A Mixed Bag

The address could have made far greater impact if Modi had voluntarily pledged his party’s commitment to clean up its funding

Published: 2nd Jan 2017   2:00 am Updated: 1st Jan 2017   10:15 pm

After the wound, now comes the balm. But, those who expected big bang announcements from Prime Minister Narendra Modi are bound to be disappointed. The hopes of a cash bonanza for the poor, who bore the brunt of the demonetisation pain, were belied as the Prime Minister’s address to the nation on New Year’s Eve was high on rhetoric and short on specific benefits for those who suffered most due to the cash crunch.Though Modi unveiled a slew of sops, including interest rate rebate on home loans, enhanced credit for small businesses, more houses for the rural poor, fixed interest rate of 8 per cent on deposits by senior citizens and cash assistance for pregnant women, the package falls far short of expectations if the objective was to soften the massive, all-encompassing impact of currency ban. The offer of two-month interest cushion on farm loans for the rabi season will not be of any significant help to the farming community reeling under a crisis.
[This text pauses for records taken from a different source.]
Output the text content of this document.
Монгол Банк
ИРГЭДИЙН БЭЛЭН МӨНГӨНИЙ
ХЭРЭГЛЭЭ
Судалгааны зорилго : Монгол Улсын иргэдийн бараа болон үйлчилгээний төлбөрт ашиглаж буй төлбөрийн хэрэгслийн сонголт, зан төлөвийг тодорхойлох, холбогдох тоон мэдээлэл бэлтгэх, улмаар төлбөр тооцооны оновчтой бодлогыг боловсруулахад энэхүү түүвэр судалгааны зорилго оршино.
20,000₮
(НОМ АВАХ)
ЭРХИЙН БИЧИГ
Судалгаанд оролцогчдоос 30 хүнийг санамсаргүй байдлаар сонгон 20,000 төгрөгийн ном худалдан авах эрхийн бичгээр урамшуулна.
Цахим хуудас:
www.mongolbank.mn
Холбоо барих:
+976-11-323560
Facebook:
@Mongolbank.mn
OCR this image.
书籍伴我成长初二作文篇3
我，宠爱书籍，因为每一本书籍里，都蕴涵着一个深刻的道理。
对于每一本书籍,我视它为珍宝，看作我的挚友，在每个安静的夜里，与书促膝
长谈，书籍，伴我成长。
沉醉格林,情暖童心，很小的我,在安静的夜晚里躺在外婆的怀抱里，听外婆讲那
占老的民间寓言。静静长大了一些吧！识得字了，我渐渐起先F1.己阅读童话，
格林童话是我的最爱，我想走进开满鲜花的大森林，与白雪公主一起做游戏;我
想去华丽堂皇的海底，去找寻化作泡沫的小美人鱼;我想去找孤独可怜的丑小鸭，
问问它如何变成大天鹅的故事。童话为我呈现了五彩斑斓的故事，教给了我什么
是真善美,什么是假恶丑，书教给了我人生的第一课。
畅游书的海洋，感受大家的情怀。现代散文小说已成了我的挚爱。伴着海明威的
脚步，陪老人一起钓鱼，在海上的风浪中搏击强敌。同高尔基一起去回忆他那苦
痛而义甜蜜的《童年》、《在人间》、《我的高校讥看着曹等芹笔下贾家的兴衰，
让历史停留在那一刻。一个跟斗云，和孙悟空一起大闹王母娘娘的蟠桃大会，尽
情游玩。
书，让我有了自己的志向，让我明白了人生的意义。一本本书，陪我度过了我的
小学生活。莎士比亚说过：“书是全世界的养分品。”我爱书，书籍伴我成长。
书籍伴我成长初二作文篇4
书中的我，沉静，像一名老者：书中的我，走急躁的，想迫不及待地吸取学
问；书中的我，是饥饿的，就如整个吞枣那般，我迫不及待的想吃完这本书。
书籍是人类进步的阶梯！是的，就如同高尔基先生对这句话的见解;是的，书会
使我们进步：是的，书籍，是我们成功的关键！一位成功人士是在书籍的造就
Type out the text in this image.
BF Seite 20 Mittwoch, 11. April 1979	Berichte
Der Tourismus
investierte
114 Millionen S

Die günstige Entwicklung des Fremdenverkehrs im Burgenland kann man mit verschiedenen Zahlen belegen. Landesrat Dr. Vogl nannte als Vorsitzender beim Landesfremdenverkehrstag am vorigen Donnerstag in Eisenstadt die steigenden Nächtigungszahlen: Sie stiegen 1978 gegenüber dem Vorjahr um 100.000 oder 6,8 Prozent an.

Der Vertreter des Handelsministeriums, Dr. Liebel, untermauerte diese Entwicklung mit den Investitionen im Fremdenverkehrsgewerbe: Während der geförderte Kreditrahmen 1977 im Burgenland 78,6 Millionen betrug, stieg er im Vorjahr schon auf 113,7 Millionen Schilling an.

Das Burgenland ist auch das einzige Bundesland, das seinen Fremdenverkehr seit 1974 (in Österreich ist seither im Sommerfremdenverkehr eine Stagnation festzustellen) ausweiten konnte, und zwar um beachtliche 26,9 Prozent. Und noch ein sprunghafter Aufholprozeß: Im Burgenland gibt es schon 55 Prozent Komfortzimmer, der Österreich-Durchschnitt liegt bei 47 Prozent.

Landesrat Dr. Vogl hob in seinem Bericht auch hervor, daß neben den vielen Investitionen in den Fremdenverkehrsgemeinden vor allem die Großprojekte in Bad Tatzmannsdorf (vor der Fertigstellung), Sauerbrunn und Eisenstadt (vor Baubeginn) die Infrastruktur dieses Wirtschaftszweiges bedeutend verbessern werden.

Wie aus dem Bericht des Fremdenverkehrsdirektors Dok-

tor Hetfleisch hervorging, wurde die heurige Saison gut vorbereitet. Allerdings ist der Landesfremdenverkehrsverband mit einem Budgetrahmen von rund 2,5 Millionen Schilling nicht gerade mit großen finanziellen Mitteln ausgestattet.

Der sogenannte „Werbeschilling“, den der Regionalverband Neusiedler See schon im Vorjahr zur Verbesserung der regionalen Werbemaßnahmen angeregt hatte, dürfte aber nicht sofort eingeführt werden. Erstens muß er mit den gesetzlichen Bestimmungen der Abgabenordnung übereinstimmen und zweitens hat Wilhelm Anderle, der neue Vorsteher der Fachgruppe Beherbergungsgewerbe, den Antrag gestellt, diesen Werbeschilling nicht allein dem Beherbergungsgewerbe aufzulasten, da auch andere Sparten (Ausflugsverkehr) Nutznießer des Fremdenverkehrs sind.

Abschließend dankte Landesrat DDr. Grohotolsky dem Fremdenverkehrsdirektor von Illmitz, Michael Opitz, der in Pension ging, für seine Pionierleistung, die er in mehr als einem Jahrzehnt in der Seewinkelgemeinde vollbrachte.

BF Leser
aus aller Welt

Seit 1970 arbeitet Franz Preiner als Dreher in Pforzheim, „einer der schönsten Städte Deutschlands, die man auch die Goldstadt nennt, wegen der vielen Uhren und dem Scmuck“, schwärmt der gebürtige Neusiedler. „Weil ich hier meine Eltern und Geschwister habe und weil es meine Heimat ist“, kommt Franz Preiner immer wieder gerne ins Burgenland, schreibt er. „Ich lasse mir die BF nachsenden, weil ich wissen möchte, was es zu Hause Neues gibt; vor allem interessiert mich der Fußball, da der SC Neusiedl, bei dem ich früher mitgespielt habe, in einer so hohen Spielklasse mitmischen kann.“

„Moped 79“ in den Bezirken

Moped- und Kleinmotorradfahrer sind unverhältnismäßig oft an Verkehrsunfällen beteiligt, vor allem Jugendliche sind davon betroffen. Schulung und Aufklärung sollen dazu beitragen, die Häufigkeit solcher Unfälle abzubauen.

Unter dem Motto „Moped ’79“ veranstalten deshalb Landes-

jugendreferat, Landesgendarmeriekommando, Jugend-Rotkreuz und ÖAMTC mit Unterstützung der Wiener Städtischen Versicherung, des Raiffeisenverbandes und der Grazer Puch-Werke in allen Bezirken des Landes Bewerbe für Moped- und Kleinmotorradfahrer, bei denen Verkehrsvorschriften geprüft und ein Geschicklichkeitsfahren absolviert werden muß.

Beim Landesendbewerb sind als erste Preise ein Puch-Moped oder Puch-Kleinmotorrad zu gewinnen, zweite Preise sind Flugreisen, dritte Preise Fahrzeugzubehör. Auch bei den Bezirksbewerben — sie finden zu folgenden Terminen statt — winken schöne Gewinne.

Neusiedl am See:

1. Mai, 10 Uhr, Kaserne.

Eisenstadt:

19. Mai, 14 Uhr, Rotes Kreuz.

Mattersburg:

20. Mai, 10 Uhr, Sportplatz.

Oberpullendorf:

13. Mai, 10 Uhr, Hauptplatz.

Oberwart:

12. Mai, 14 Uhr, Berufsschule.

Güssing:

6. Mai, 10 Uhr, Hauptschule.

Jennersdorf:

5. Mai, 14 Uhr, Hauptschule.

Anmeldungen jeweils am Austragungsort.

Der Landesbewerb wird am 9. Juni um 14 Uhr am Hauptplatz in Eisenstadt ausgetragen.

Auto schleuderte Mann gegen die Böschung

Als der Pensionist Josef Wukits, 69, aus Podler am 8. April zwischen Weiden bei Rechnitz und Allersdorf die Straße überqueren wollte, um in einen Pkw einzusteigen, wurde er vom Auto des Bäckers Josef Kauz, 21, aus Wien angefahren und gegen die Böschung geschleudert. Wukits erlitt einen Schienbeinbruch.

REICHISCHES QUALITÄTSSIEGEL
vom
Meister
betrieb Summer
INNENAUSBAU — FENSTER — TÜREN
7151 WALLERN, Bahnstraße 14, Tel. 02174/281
At the end of the painful 50-day period, as people were glued to their television sets for the PM’s address, the build-up and air of expectation surrounding the event was similar to the one ahead of any India-Pakistan ODI match. However, Modi did not offer any analysis of the gains of demonetisation and the extent of the scrapped notes coming back into the system nor was he specific about the timeframe for restoration of complete normalcy in banks. Instead, he appeared to frame the debate in the “honest versus dishonest” narrative, offering hopes of long-term benefits accruing to honest people. No assessment was forthcoming on the size of the parallel economy or the extent black money unearthed by the dramatic invalidation of high-value notes. There are expectations in political circles that some populist schemes and freebies may be unveiled in a phased manner, some at election rallies in poll-bound Uttar Pradesh and some more in the Union Budget. Modi’s promise to go after the corrupt and tax evaders, determination to expand the tax base and push for greater reliance on digital and banking-based payments are some of the pointers in this direction. The offer of interest rebate for housing loan for the urban poor and middle class is seen as a prelude to a big surgical strike on the real estate sector to target illegal properties.
The address could have made far greater impact if Modi had voluntarily pledged his party’s commitment to clean up its funding. Instead, he made a general appeal to political parties to become transparent. As the PM pitched demonetisation as a battle between good and evil, it must be realised that it is only a first baby step in the war on black money and corruption and people expect many more to follow.